Надежда сильнее страха (СИ) - "Rabbit hearted girl". Страница 58
— Это нормально. Такое бывает. Я и сама видела подобное не один раз, ещё там, дома, — говорю я, слегка приобнимая его. — Ты просто пытаешься таким образом сбежать от бесконечных переживаний.
— Знаешь, если бы я мог ещё хоть с кем-то об этом поговорить, кроме тебя…
— А Гейл? Или ты думаешь, что он не поймёт? — Рори, молча, качает головой.
— Дело не в том, что он не поймёт. Знаешь, иногда мне кажется, что я его тоже потерял, — я подвигаюсь поближе. Что он имеет в виду? — Такое ощущение, точно вся эта борьба, эта ненависть — единственное, что его держит тут.
Какое-то время мы сидим молча, только лампы противно дребезжат на потолке.
— Когда пойдём к Плутарху? Можем хоть сегодня.

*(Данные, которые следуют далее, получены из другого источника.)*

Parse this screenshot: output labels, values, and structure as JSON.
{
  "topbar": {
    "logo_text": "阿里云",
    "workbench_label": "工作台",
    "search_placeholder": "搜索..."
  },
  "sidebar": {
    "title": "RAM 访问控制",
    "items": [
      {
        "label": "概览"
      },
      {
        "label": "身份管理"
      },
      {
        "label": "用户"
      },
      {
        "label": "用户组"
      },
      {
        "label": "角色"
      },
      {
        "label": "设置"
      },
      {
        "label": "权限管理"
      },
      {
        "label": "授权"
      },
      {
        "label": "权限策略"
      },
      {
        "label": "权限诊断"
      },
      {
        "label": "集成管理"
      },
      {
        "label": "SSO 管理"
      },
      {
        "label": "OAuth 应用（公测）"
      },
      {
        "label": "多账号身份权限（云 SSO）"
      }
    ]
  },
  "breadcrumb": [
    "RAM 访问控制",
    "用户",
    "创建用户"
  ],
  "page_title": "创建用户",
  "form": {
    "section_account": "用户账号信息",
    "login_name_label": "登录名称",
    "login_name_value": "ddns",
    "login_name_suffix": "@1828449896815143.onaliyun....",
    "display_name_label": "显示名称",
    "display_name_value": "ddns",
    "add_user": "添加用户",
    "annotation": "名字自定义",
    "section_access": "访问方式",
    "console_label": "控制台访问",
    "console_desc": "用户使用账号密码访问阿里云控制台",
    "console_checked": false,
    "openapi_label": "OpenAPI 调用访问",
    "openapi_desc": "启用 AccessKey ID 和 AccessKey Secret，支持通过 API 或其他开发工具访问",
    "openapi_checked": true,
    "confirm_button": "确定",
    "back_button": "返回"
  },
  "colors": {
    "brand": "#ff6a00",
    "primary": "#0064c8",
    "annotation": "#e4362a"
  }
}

— Хорошо. Я только закончу с уборкой, — разговор явно свернул не туда куда нужно. Хотелось его чем-то приободрить, а вышло ещё хуже. Я поспешно проверяю ряды лекарств и возвращаюсь к вороху пыли на нижних полках…
***
Яркие вспышки. Камеры двигаются из одного угла комнаты в другой. Откуда-то звучит тяжёлая пафосная музыка — видимо, чтобы настроение у всех было подобающее. Китнисс стоит посреди всего этого безумия в странном чёрно-белом костюме среди картонных руин какого-то города, прикрытого лёгким слоем искусственного тумана, и совершенно не пытается скрыть свою кислую мину.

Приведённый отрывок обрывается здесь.